4.4 Key Information Used in the Review The key information used in the NRC staff's review comes from Enclosures 1 and 3 of the application dated December 21,2007, as supplemented by the request for additional information (RAI) response dated August 1, 2008; TSTF-411, Revision 1, and TSTF-418, Revision 2; as approved by SERs dated August 30,2002, and April 2, 2003, respectively; and the NRC staff's SERs on WCAP-14333 and WCAP-15376. The NRC staff also referred to previous SERs related to WCAP-1 0271, the licensee's individual plant examination (IPE) and individual plant examination of external events (IPEEE) assessments, and previous BVPS-1 and 2 amendment implementations of WCAP-01271.
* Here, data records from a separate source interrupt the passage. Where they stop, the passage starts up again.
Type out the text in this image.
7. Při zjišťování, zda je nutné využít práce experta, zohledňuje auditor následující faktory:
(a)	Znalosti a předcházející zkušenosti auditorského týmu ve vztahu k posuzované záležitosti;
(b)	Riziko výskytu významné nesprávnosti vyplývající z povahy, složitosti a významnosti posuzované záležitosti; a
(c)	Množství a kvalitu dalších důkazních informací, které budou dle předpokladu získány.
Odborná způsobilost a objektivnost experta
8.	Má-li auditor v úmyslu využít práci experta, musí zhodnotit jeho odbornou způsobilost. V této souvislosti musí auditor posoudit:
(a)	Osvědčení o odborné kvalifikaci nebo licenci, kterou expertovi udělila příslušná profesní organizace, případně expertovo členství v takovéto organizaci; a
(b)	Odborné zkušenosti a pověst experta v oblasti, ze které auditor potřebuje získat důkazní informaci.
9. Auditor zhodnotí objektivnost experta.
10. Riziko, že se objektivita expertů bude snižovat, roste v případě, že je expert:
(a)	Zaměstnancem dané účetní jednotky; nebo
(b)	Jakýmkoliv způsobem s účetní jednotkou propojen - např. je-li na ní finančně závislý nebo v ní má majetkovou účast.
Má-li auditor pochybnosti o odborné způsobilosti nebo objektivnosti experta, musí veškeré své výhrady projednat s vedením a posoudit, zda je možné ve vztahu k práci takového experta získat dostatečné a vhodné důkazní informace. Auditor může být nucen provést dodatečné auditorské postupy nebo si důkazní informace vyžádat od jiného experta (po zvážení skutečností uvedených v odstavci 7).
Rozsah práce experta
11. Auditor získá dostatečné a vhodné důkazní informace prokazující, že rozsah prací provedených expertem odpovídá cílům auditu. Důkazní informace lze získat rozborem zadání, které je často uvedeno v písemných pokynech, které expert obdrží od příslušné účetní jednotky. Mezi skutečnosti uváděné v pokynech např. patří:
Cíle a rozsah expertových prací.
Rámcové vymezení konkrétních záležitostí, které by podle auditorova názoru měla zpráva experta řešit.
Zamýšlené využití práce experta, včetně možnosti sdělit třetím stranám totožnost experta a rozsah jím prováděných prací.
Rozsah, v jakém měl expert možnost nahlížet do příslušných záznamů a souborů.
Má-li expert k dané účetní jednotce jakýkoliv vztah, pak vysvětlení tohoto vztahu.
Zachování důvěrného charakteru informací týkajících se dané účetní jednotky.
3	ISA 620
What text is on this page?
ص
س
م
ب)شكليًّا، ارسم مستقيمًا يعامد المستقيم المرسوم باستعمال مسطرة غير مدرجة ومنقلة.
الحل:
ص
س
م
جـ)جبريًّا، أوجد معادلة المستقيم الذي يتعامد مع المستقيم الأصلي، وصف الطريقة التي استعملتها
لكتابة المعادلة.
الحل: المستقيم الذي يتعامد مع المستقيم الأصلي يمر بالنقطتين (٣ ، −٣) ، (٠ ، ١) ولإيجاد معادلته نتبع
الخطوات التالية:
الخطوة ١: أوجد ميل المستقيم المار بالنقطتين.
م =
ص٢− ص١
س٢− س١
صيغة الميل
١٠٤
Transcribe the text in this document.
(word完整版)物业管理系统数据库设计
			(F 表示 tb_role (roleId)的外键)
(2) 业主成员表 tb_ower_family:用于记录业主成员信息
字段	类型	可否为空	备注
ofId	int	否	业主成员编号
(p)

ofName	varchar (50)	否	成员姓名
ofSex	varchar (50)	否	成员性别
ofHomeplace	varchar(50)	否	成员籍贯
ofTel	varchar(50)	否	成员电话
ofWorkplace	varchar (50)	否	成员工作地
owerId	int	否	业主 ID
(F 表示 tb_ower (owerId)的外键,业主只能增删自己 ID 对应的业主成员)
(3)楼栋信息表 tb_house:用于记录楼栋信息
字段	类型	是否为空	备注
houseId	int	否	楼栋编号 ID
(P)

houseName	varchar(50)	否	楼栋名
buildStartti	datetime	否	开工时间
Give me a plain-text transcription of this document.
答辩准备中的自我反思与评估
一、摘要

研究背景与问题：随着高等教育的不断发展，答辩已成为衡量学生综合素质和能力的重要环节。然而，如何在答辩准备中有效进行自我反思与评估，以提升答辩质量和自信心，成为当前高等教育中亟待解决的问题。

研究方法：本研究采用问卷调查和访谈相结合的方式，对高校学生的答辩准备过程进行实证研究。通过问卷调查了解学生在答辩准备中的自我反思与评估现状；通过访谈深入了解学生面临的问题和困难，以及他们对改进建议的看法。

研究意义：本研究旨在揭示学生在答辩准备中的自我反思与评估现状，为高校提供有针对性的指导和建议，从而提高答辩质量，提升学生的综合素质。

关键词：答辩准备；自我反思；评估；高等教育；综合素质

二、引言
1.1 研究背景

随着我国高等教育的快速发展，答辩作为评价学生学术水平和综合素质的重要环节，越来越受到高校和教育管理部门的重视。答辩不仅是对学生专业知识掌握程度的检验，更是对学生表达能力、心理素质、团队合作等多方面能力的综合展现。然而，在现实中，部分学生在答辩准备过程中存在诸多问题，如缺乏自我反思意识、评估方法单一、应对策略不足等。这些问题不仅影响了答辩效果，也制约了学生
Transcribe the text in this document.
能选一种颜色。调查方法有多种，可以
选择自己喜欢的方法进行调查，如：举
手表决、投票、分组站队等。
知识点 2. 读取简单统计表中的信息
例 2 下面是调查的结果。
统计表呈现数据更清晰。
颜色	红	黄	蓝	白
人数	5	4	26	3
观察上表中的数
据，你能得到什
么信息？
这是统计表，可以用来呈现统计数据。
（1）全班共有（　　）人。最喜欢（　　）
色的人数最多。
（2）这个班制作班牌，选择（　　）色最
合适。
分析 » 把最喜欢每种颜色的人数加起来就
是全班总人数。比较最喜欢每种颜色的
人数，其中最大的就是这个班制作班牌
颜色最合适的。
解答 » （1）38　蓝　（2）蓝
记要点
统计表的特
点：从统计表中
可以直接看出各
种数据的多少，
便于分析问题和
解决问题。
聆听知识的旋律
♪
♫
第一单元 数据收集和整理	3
4.5 Traditional Engineering Evaluation The traditional engineering evaluation addresses key principles 1, 2, 3, and 5 of the NRC staff's philosophy of risk-informed decisionmaking, which concern compliance with current regulations, evaluation of defense in depth, evaluation of safety margins, and performance measurement strategies. Key principle 4 is evaluated in Section 4.6.1 of this safety evaluation (SE).

4.5.1 Key Principle 1 and 2: Compliance with Current Regulations and Defense in Depth The proposed changes do not involve changes to instrument actuation setpoints, setpoint tolerance, testing acceptance criteria, or channel response times. No hardware changes are proposed or required to implement these changes at the plant. This amendment request will allow more time for maintenance and testing activities, provide additional operational flexibility, and reduce the potential for forced outages to comply with the current RTS and ESFAS instrumentation TS. The licensee explained that industry information has shown that a significant number of reactor trips are related to

- 11 instrumentation test and maintenance activities, which indicates that the TS should provide sufficient time to complete these activities in an orderly and efficient manner.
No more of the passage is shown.